The way I look at it,
Real life was "Kill the enemy" sometimes at all costs.
In the game, there is no kill the enemy, because no one dies. In the game its suppose to be about the "combat" and a ho/joust isn't combat, it's just a waste of time and electronic pixels.
How is it not "combat" (in the game sense you're using)? You're shooting each other until one or both are "destroyed". Sounds like combat to me.
What you mean is it isn't courtly, honorable
dueling. That's all nice I guess, but I would say less than 10% of the encounters I have in this game take the form of dueling. Take the exceptions WMLute listed and add a few others (vulched on takeoff, jumped by a picker from 5k+ up while you were fighting someone else, jumped by a faster plane when you're already past bingo fuel and just trying to get home, attacking or defending a base, or in the middle of a furball with 8 or 10 or more planes on each side), and you no longer have exceptions, you have the rule. Co-alt, co-e merges into 1-1 duels are the rare exception.
That doesn't make HOing a good move in every one of those situations, but it means most of the analysis here, which is based on those mythical 1-1 honorable duels, is BS. And the "bad habit" is expecting and acting like the other 90% of the game is one of those mythical courtly duels and whining when it doesn't turn out that way.
For example: if I'm 10' off the runway taking off and barely have enough speed to maneuver or zoom at all, and you come screaming in to vulch me and are dumb enough to do it from an angle where I can possibly get guns on you for half a second, damned straight I'm gonna HO yer schnoz and laugh hard if I succeed. That's all your fault for turning a situation where you have every possible advantage into one where you have the same chances I have, and taking the best shot I'm likely to get is the smart move for me. There's no magical ACM or "pile-it stuff" that I'm neglecting that's going to give me an advantage after that "merge," and there's no duel for me to engage in or avoid.
And that goes double, or maybe triple, if I'm defending a base so I know that if I get shot down I can just up again in 10 seconds while if you die you've got a 10-minute flight to return. In that situation a success rate of 1 in 10 is still a win in strategic terms no matter how disastrous it is to my score, because I've accomplished my objective and you have failed at yours. Is that logic like real life where you only get one life? Of course not, but then we've already agreed that this game isn't real life, haven't we?

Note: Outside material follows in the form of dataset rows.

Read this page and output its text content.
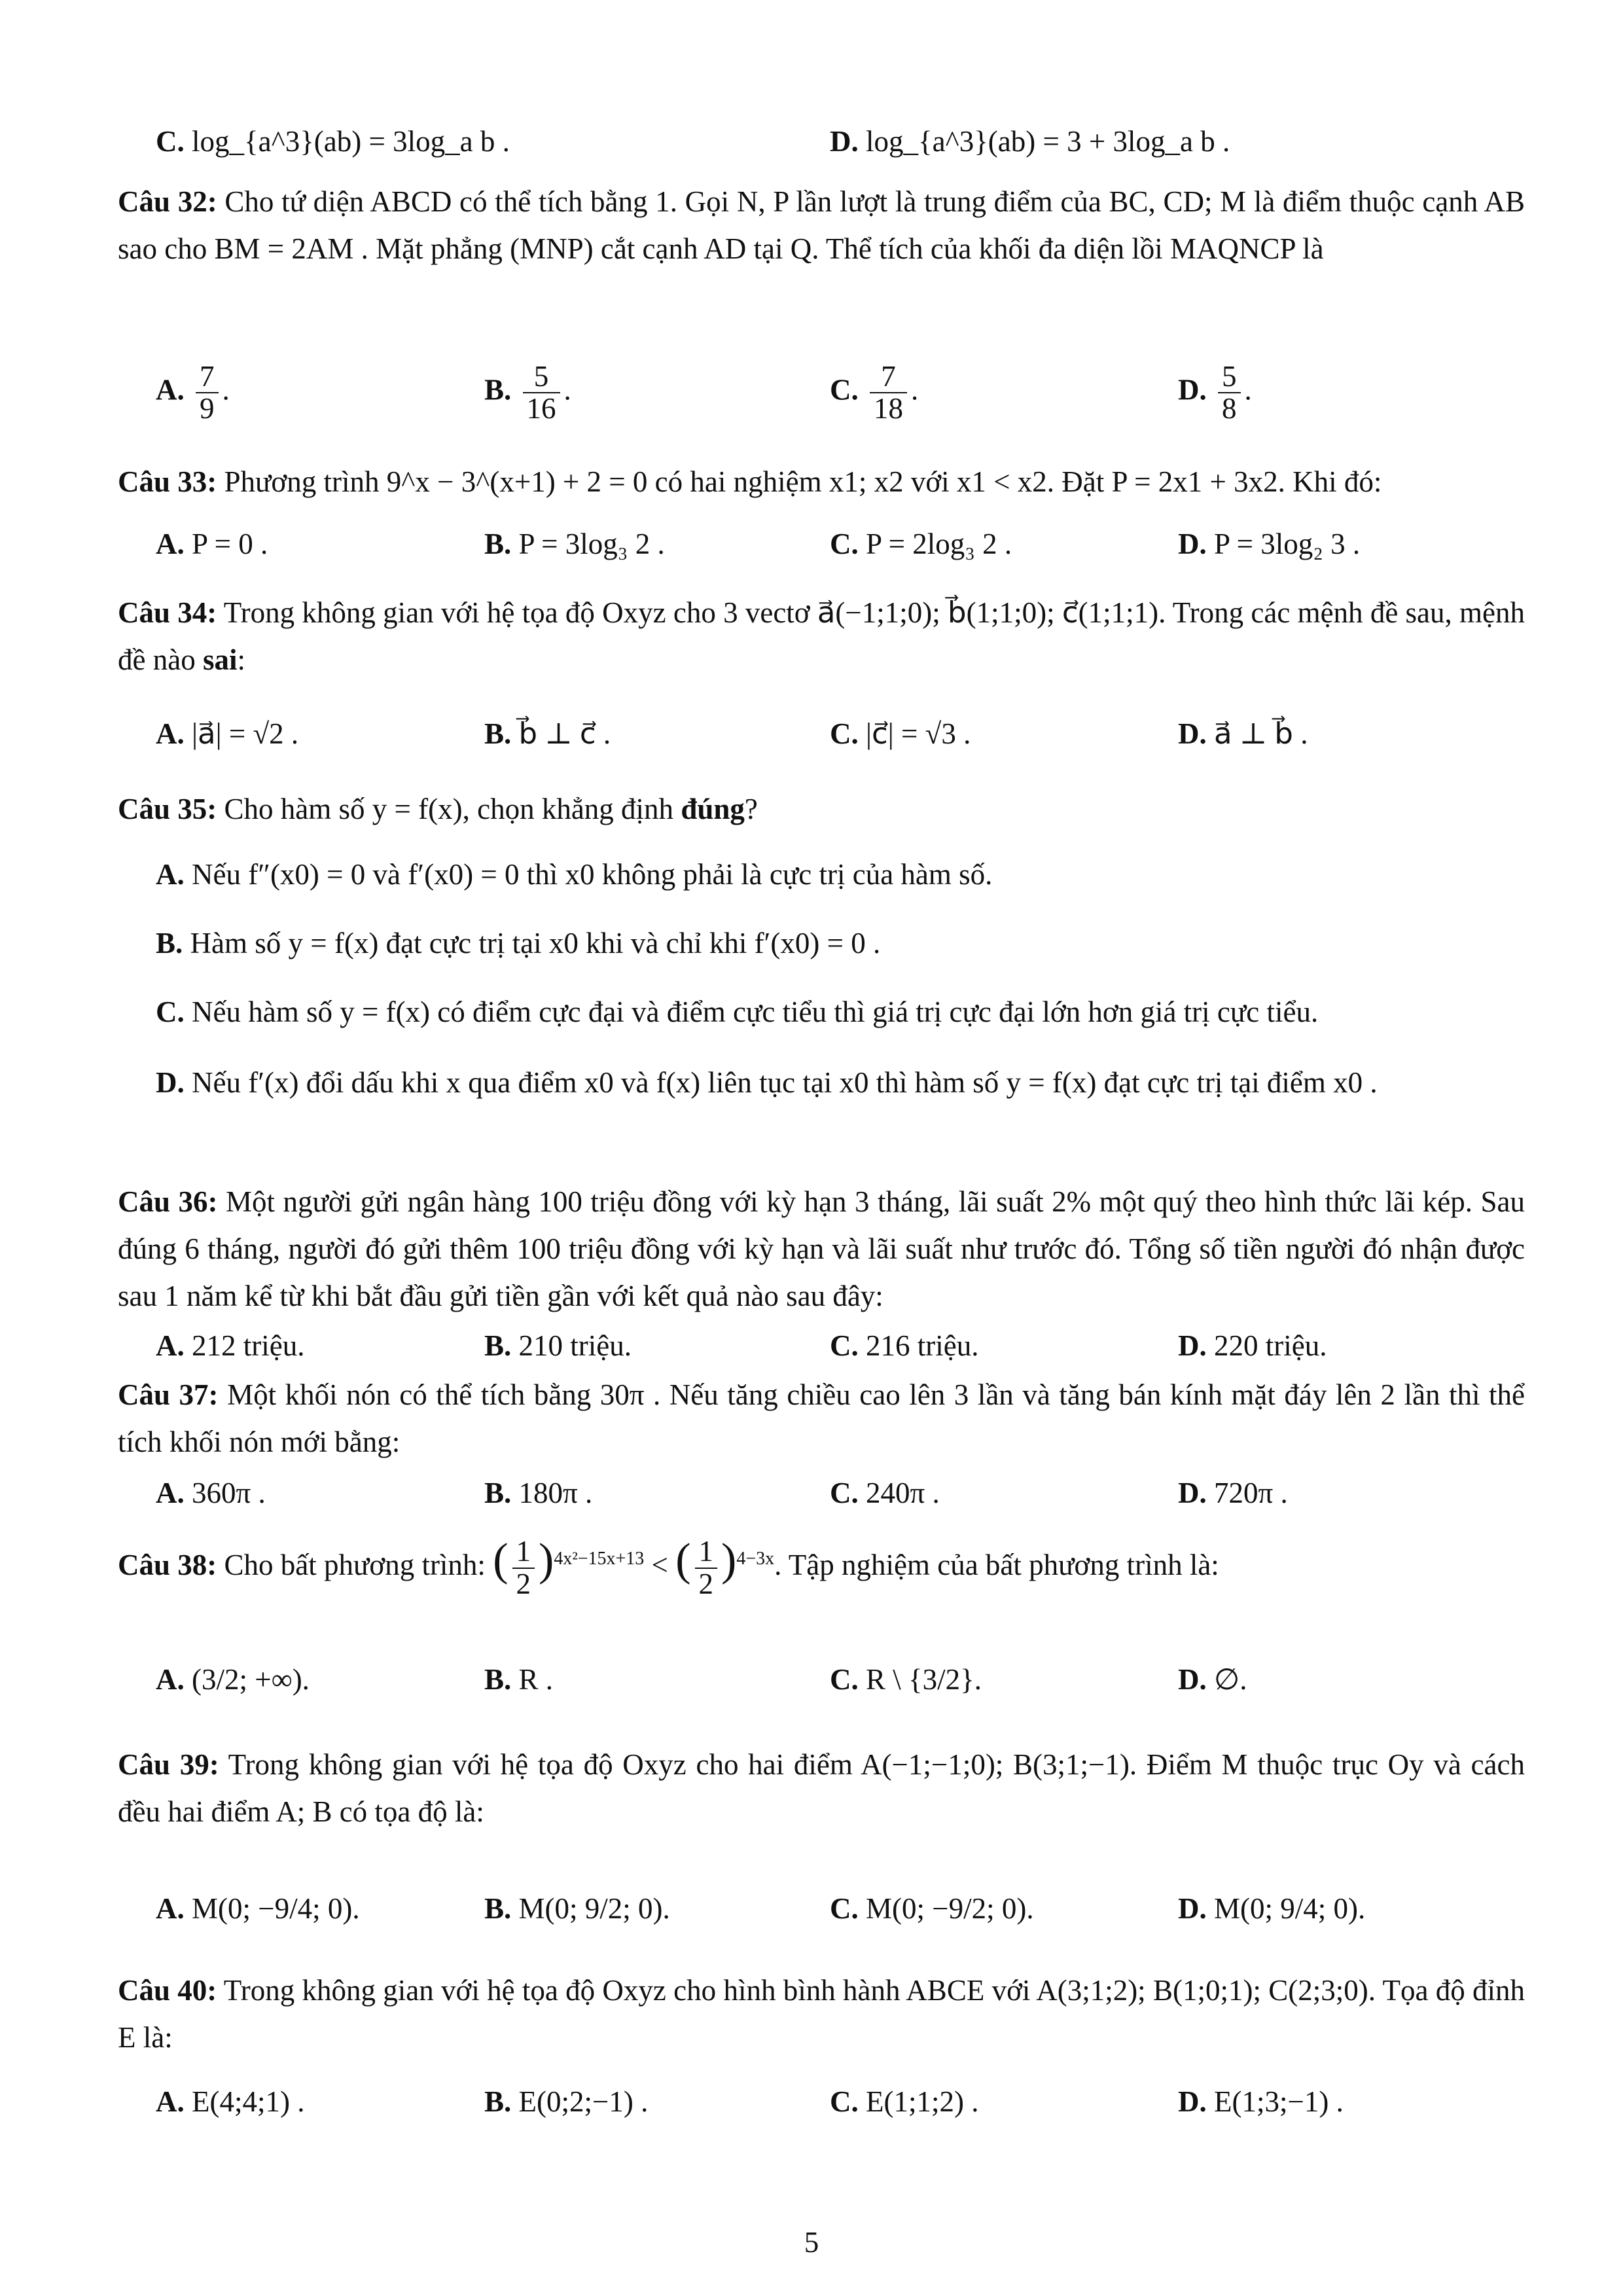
C. log_{a^3}(ab) = 3log_a b .	D. log_{a^3}(ab) = 3 + 3log_a b .
Câu 32: Cho tứ diện ABCD có thể tích bằng 1. Gọi N, P lần lượt là trung điểm của BC, CD; M là điểm thuộc cạnh AB sao cho BM = 2AM . Mặt phẳng (MNP) cắt cạnh AD tại Q. Thể tích của khối đa diện lồi MAQNCP là
A. $\frac{7}{9}$ .	B. $\frac{5}{16}$ .	C. $\frac{7}{18}$ .	D. $\frac{5}{8}$ .
Câu 33: Phương trình 9^x − 3^(x+1) + 2 = 0 có hai nghiệm x1; x2 với x1 < x2. Đặt P = 2x1 + 3x2. Khi đó:
A. P = 0 .	B. P = 3log₃ 2 .	C. P = 2log₃ 2 .	D. P = 3log₂ 3 .
Câu 34: Trong không gian với hệ tọa độ Oxyz cho 3 vectơ a⃗(−1;1;0); b⃗(1;1;0); c⃗(1;1;1). Trong các mệnh đề sau, mệnh đề nào sai:
A. |a⃗| = √2 .	B. b⃗ ⊥ c⃗ .	C. |c⃗| = √3 .	D. a⃗ ⊥ b⃗ .
Câu 35: Cho hàm số y = f(x), chọn khẳng định đúng?
A. Nếu f″(x0) = 0 và f′(x0) = 0 thì x0 không phải là cực trị của hàm số.
B. Hàm số y = f(x) đạt cực trị tại x0 khi và chỉ khi f′(x0) = 0 .
C. Nếu hàm số y = f(x) có điểm cực đại và điểm cực tiểu thì giá trị cực đại lớn hơn giá trị cực tiểu.
D. Nếu f′(x) đổi dấu khi x qua điểm x0 và f(x) liên tục tại x0 thì hàm số y = f(x) đạt cực trị tại điểm x0 .
Câu 36: Một người gửi ngân hàng 100 triệu đồng với kỳ hạn 3 tháng, lãi suất 2% một quý theo hình thức lãi kép. Sau đúng 6 tháng, người đó gửi thêm 100 triệu đồng với kỳ hạn và lãi suất như trước đó. Tổng số tiền người đó nhận được sau 1 năm kể từ khi bắt đầu gửi tiền gần với kết quả nào sau đây:
A. 212 triệu.	B. 210 triệu.	C. 216 triệu.	D. 220 triệu.
Câu 37: Một khối nón có thể tích bằng 30π . Nếu tăng chiều cao lên 3 lần và tăng bán kính mặt đáy lên 2 lần thì thể tích khối nón mới bằng:
A. 360π .	B. 180π .	C. 240π .	D. 720π .
Câu 38: Cho bất phương trình: ( $\frac{1}{2} )^{4x^2-15x+13}$ < ( $\frac{1}{2} )^{4-3x}$. Tập nghiệm của bất phương trình là:
A. (3/2; +∞).	B. R .	C. R \ {3/2}.	D. ∅.
Câu 39: Trong không gian với hệ tọa độ Oxyz cho hai điểm A(−1;−1;0); B(3;1;−1). Điểm M thuộc trục Oy và cách đều hai điểm A; B có tọa độ là:
A. M(0; −9/4; 0).	B. M(0; 9/2; 0).	C. M(0; −9/2; 0).	D. M(0; 9/4; 0).
Câu 40: Trong không gian với hệ tọa độ Oxyz cho hình bình hành ABCE với A(3;1;2); B(1;0;1); C(2;3;0). Tọa độ đỉnh E là:
A. E(4;4;1) .	B. E(0;2;−1) .	C. E(1;1;2) .	D. E(1;3;−1) .
5
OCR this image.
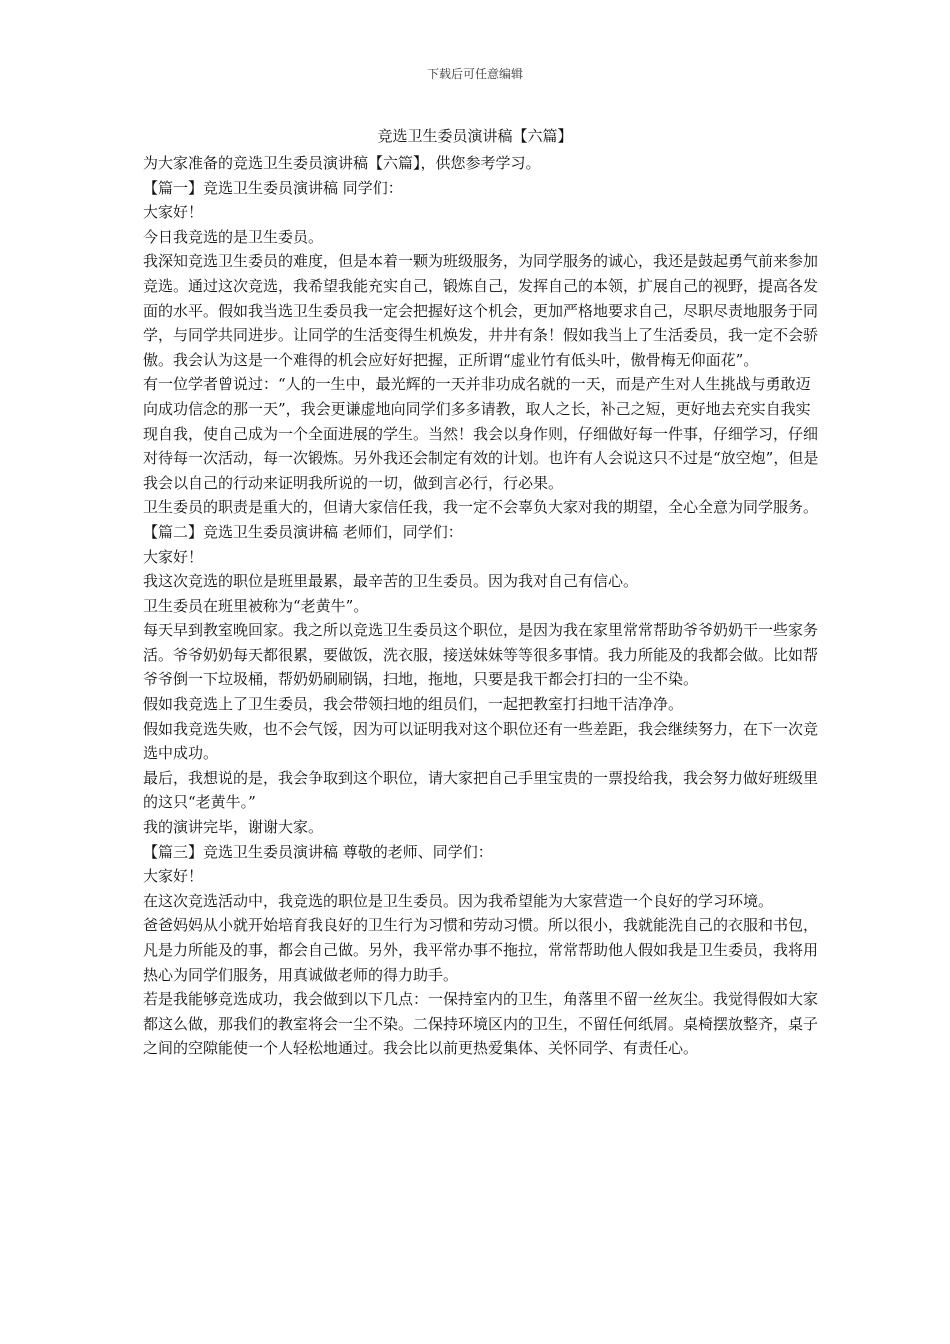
下载后可任意编辑
竞选卫生委员演讲稿【六篇】

为大家准备的竞选卫生委员演讲稿【六篇】，供您参考学习。

【篇一】竞选卫生委员演讲稿 同学们：

大家好！

今日我竞选的是卫生委员。

我深知竞选卫生委员的难度，但是本着一颗为班级服务，为同学服务的诚心，我还是鼓起勇气前来参加竞选。通过这次竞选，我希望我能充实自己，锻炼自己，发挥自己的本领，扩展自己的视野，提高各发面的水平。假如我当选卫生委员我一定会把握好这个机会，更加严格地要求自己，尽职尽责地服务于同学，与同学共同进步。让同学的生活变得生机焕发，井井有条！假如我当上了生活委员，我一定不会骄傲。我会认为这是一个难得的机会应好好把握，正所谓“虚业竹有低头叶，傲骨梅无仰面花”。

有一位学者曾说过：“人的一生中，最光辉的一天并非功成名就的一天，而是产生对人生挑战与勇敢迈向成功信念的那一天”，我会更谦虚地向同学们多多请教，取人之长，补己之短，更好地去充实自我实现自我，使自己成为一个全面进展的学生。当然！我会以身作则，仔细做好每一件事，仔细学习，仔细对待每一次活动，每一次锻炼。另外我还会制定有效的计划。也许有人会说这只不过是“放空炮”，但是我会以自己的行动来证明我所说的一切，做到言必行，行必果。

卫生委员的职责是重大的，但请大家信任我，我一定不会辜负大家对我的期望，全心全意为同学服务。

【篇二】竞选卫生委员演讲稿 老师们，同学们：

大家好！

我这次竞选的职位是班里最累，最辛苦的卫生委员。因为我对自己有信心。

卫生委员在班里被称为“老黄牛”。

每天早到教室晚回家。我之所以竞选卫生委员这个职位，是因为我在家里常常帮助爷爷奶奶干一些家务活。爷爷奶奶每天都很累，要做饭，洗衣服，接送妹妹等等很多事情。我力所能及的我都会做。比如帮爷爷倒一下垃圾桶，帮奶奶刷刷锅，扫地，拖地，只要是我干都会打扫的一尘不染。

假如我竞选上了卫生委员，我会带领扫地的组员们，一起把教室打扫地干洁净净。

假如我竞选失败，也不会气馁，因为可以证明我对这个职位还有一些差距，我会继续努力，在下一次竞选中成功。

最后，我想说的是，我会争取到这个职位，请大家把自己手里宝贵的一票投给我，我会努力做好班级里的这只“老黄牛。”

我的演讲完毕，谢谢大家。

【篇三】竞选卫生委员演讲稿 尊敬的老师、同学们：

大家好！

在这次竞选活动中，我竞选的职位是卫生委员。因为我希望能为大家营造一个良好的学习环境。

爸爸妈妈从小就开始培育我良好的卫生行为习惯和劳动习惯。所以很小，我就能洗自己的衣服和书包，凡是力所能及的事，都会自己做。另外，我平常办事不拖拉，常常帮助他人假如我是卫生委员，我将用热心为同学们服务，用真诚做老师的得力助手。

若是我能够竞选成功，我会做到以下几点：一保持室内的卫生，角落里不留一丝灰尘。我觉得假如大家都这么做，那我们的教室将会一尘不染。二保持环境区内的卫生，不留任何纸屑。桌椅摆放整齐，桌子之间的空隙能使一个人轻松地通过。我会比以前更热爱集体、关怀同学、有责任心。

The situation in a big, messy furball is different but similar logic applies. If we're both maneuvering with other planes and all of a sudden I see you about to go nose to nose for a split second and give me a snap shot, I'm not going to pass it up because it isn't "honorable," especially if I think you're target fixated and won't see it coming. And chances are my maneuvering after the shot will have nothing to do with you whether I succeed in killing you or not anyway, I'll be more concerned with whoever I was engaged with before we stumbled into each other. This has nothing to do with wanting to avoid a "fair fight" in the sense of an even duel since nobody involved is going to get one regardless. It's just a reflection of the fact that in a big, complicated fight ACM takes a back seat to SA and gunnery.
Of course those calculations have nothing to do with courtly duels, but then if you're only interested in fighting courtly duels then you won't be over my field trying to vulch people taking off or in the middle of a 20-plane furball, so you don't have to worry about it.